For Pasadena and Phaw, that call is already being answered in the quiet practices of daily life—through a rhythm that transcends borders. The deep, grounding pulse of the Native American drum finds an echo in the resonance of the Karen bronze Phar Si. In both traditions, sound becomes a form of memory, carrying history and spirit across generations. This shared rhythm is more than performance; it is a living foundation for cultural continuity and collective strength.

 

Sanctuaries of the Spirit

That rhythm is anchored in a profound sense of place. For Pasadena, the ancestral land of Puvungna remains a site of prayer and remembrance beneath the surface of the modern city. For Phaw, that same spiritual grounding flows from the Dawna Mountains of her homeland in Myanmar. Though far from these origins, both women carry their geographies within them. In San Diego, they transform displacement into stability by rooting themselves in memory and meaning.

Phaw also draws strength from her Buddhist faith, where stillness becomes a form of resilience. In moments of conflict, her community chose compassion—offering care to wounded soldiers rather than retaliation. This ethic of quiet generosity mirrors values long held in many Indigenous traditions, where balance and respect guide responses to hardship.

 

The Medicine of Tradition

For both women, culture is not a relic of the past but an active form of healing. Pasadena finds restoration in speaking her mother tongue—a practice once interrupted, now reclaimed and passed forward. For Phaw, this nourishment lives in the naming of her children and the deliberate passing on of Karen identity. These acts, though intimate, carry generational weight. They reflect a shared understanding: that true restoration begins with the daily work of remembering and renewing.

Embodied Prayer in Motion

In dance, memory becomes visible.
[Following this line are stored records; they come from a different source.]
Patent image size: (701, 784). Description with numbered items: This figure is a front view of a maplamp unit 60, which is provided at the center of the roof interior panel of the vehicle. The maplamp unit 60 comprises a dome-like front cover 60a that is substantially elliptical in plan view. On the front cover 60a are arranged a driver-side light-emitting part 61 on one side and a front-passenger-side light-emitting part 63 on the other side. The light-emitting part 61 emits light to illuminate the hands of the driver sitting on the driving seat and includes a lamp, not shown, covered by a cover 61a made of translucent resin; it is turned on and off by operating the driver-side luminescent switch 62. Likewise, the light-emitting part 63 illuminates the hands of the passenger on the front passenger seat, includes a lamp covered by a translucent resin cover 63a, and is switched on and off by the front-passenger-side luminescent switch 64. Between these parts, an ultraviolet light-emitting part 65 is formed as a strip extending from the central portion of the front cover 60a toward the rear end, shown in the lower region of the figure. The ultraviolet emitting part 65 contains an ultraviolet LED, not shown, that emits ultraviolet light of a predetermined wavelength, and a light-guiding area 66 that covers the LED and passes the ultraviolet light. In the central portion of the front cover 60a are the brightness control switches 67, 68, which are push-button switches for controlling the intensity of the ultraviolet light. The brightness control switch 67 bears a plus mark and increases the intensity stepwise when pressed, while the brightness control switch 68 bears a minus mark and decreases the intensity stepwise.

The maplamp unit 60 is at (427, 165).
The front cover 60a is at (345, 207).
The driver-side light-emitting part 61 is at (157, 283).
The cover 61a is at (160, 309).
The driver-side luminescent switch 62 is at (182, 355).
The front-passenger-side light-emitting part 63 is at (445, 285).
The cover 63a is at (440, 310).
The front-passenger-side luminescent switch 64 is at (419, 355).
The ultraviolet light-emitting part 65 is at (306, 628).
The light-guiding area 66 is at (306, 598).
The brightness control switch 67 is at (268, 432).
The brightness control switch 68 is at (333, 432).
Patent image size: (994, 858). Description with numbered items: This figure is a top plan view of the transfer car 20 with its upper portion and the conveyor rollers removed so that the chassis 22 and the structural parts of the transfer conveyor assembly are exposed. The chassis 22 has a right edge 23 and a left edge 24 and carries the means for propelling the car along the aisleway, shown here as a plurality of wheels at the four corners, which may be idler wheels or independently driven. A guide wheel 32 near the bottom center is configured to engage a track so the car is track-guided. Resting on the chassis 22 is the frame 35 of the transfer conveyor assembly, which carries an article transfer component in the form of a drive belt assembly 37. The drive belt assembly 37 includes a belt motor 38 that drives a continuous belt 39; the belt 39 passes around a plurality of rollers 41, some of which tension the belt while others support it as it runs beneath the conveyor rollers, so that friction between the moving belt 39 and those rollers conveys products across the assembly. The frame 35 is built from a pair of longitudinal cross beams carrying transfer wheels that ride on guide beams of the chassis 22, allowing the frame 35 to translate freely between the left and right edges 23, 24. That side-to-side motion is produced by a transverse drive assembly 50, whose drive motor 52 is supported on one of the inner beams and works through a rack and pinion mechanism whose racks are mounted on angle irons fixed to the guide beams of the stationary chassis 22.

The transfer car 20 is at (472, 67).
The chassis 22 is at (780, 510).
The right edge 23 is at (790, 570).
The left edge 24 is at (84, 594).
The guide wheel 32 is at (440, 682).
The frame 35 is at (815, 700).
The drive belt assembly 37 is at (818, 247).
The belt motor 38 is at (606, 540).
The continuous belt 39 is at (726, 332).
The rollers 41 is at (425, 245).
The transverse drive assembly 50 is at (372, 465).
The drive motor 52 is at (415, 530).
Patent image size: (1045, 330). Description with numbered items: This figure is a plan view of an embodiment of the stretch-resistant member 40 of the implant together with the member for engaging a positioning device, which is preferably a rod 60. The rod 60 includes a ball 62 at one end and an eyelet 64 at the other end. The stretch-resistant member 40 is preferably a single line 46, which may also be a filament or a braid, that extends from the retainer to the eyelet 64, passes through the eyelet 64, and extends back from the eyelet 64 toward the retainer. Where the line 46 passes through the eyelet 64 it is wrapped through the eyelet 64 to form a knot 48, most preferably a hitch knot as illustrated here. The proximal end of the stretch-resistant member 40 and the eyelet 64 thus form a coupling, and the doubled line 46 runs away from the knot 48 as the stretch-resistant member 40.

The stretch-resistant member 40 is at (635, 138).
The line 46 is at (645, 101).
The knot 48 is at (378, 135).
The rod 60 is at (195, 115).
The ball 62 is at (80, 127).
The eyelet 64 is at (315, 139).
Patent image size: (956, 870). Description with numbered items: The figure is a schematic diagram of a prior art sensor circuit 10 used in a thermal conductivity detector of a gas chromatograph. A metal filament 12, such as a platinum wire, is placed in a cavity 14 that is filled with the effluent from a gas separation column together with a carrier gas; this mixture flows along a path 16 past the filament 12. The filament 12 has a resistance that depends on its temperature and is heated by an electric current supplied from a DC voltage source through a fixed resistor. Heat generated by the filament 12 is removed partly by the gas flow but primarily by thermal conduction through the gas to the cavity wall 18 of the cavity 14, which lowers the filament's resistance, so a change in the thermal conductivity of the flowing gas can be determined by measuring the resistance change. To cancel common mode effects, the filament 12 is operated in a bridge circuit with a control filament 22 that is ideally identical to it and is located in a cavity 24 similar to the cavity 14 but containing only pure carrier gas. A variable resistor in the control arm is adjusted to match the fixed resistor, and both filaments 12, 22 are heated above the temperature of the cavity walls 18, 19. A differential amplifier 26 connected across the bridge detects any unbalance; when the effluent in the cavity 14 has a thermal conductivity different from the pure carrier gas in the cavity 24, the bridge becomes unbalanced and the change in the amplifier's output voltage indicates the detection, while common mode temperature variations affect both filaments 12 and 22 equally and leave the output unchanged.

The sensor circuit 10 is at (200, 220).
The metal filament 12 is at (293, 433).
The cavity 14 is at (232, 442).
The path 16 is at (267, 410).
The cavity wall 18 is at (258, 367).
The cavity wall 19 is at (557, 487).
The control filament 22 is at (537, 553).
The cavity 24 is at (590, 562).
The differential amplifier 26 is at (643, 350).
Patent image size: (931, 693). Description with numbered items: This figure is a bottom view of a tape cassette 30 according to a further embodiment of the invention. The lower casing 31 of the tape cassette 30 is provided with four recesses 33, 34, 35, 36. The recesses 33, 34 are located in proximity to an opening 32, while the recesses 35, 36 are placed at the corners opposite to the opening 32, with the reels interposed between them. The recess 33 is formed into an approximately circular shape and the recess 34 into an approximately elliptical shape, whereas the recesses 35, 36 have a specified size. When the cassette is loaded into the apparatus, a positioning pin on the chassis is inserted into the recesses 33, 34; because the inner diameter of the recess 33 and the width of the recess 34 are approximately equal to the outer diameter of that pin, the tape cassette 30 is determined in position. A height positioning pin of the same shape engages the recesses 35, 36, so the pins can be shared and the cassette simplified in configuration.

When they perform at cultural gatherings, Pasadena and Phaw step beyond themselves, becoming vessels of continuity. Whether through the meditative cadence of the Jingle Dance or the flowing precision of the Karen Done dance, each movement speaks to ancestors and future generations alike. These are not simply performances, but embodied prayers—honoring land, water, and spirit while resisting cultural erasure.

 

A Shared Journey Toward Unity

Both women practice a form of radical hospitality, meeting the wounds of history with compassion and care. Their lives demonstrate that resilience is not only survival, but the ability to remain open—to community, to memory, and to one another.

They continue their separate journeys through the same San Diego neighborhoods, guided by a shared rhythm that has yet to bring them face to face. But their convergence feels less like coincidence than inevitability—a quiet alignment shaped by history, culture, and the enduring work of community.

When they do meet, it will not simply be an encounter between two individuals, but a recognition: of shared spirit, shared struggle, and a shared heartbeat that has been there all along, one that also carries their communities into a wider embrace.